Fonterra the New Zealand Dairy giant moves into Brazil and Venezuela
Fonterra has narrowed its focus on Brazil and Venezuela through what it called a realignment of its 10-year-old Dairy Partners Americas 50/50 joint venture with international food giant, Nestle.
Under the agreements, Fonterra will take a 51 per cent controlling stake in DPA Brazil, with Nestle holding the balance. The moves will net Fonterra $96 million in the 2014/15 financial year.
Fonterra said it would, together with a local partner, acquire Nestle’s share of DPA Venezuela.
Lukas Paravicini, who joined Fonterra as chief financial officer in 2013 after 22 years with Nestle, said the moves would increase the co-operative’s strategically important markets of Brazil and Venezuela on the consumer side of the business.

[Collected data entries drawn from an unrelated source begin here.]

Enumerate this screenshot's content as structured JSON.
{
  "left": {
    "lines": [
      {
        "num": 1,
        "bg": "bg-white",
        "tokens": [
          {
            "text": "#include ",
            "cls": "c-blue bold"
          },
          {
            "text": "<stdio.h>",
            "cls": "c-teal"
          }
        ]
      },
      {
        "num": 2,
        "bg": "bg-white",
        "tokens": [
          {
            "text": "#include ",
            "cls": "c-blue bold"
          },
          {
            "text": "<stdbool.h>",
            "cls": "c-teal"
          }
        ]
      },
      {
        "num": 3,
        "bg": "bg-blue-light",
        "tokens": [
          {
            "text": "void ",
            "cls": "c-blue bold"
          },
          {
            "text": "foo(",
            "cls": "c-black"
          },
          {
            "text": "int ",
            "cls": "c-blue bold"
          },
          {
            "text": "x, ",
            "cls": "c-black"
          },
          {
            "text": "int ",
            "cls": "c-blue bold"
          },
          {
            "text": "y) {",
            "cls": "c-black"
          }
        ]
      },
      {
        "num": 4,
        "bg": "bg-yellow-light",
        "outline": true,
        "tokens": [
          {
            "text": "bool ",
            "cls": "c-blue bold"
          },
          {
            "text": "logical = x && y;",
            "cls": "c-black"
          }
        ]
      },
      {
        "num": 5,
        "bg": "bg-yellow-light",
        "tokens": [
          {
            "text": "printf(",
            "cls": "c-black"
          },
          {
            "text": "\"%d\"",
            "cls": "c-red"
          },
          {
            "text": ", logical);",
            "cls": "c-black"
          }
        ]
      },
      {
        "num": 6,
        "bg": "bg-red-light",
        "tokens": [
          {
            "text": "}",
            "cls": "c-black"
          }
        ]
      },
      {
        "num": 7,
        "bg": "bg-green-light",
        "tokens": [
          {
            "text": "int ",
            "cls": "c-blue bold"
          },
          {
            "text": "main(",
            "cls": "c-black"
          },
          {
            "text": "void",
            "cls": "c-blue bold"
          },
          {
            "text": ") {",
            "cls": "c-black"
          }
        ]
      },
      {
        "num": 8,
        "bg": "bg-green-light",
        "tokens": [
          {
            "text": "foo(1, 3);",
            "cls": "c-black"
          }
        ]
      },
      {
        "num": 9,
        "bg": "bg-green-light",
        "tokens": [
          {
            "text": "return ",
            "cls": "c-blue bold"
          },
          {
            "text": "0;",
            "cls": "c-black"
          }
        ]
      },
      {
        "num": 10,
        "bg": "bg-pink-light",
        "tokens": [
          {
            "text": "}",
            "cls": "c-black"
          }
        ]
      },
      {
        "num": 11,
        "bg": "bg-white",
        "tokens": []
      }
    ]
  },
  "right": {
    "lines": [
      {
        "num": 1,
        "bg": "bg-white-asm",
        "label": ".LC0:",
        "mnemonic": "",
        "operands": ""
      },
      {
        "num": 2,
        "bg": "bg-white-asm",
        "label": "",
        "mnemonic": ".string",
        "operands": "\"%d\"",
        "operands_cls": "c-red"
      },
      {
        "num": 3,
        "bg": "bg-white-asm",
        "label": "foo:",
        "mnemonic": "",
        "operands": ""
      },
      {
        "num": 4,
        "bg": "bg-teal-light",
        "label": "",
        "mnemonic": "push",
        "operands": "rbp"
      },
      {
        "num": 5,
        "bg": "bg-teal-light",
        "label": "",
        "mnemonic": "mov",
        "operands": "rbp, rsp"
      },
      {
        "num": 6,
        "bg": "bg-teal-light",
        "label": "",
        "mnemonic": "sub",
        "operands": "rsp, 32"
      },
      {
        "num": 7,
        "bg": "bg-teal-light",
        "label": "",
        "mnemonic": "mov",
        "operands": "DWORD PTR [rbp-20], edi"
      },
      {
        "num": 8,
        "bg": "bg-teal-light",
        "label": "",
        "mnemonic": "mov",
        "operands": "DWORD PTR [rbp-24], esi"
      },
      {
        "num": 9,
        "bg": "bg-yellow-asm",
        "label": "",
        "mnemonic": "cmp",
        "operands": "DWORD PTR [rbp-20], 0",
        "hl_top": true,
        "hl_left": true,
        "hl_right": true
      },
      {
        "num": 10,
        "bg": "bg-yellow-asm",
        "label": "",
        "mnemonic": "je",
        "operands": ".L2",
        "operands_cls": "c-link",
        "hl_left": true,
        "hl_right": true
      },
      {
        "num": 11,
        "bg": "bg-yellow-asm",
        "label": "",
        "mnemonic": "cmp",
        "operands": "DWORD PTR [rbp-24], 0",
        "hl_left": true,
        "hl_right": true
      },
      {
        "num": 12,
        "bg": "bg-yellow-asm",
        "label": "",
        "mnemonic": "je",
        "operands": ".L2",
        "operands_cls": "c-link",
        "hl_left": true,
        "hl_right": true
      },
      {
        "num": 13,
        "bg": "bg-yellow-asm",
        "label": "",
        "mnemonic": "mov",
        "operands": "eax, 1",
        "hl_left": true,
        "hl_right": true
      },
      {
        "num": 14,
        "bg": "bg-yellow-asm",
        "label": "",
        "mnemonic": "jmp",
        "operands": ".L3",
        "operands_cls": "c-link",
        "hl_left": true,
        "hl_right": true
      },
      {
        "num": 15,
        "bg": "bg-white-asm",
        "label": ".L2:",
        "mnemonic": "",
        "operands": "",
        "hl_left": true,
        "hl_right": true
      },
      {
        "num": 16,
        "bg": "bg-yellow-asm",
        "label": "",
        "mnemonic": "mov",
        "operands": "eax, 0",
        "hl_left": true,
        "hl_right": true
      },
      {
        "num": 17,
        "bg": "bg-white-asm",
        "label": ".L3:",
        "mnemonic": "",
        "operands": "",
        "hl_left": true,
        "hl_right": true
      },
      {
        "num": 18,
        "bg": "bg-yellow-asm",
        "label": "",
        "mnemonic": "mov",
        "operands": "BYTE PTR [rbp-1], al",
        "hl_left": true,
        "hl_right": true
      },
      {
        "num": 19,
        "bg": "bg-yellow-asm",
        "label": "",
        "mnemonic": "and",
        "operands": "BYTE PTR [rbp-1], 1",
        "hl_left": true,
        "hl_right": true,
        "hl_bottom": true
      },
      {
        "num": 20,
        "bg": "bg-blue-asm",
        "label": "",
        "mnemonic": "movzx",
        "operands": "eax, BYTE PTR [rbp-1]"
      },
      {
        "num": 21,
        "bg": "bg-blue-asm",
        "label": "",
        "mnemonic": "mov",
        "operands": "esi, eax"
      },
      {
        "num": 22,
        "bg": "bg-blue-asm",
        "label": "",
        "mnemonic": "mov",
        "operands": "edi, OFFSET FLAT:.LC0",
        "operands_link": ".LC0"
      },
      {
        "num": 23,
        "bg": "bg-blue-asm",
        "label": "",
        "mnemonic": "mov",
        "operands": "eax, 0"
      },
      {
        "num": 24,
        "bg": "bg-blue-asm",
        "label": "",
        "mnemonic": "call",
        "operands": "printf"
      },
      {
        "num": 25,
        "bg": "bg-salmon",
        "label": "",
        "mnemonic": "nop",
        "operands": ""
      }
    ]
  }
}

“And it gives more freedom to look around the region for other opportunities that we might find,” Paravicini said.
The co-operative’s managing director of Latin America, Alex Turnbull, said the region’s economies had undergone considerable change during the past decade. “We’ve seen increased prosperity in markets like Brazil with rapid urban growth and a focus on healthy nutrition driving demand for dairy products,” he said. “A bigger stake in DPA Brazil means we will be well placed to drive our volume and value growth strategy focusing on everyday nutrition offerings.”
Fonterra’s Latin American operation drives more than 900,000 tonnes of volume per year and $3.5 billion in revenue.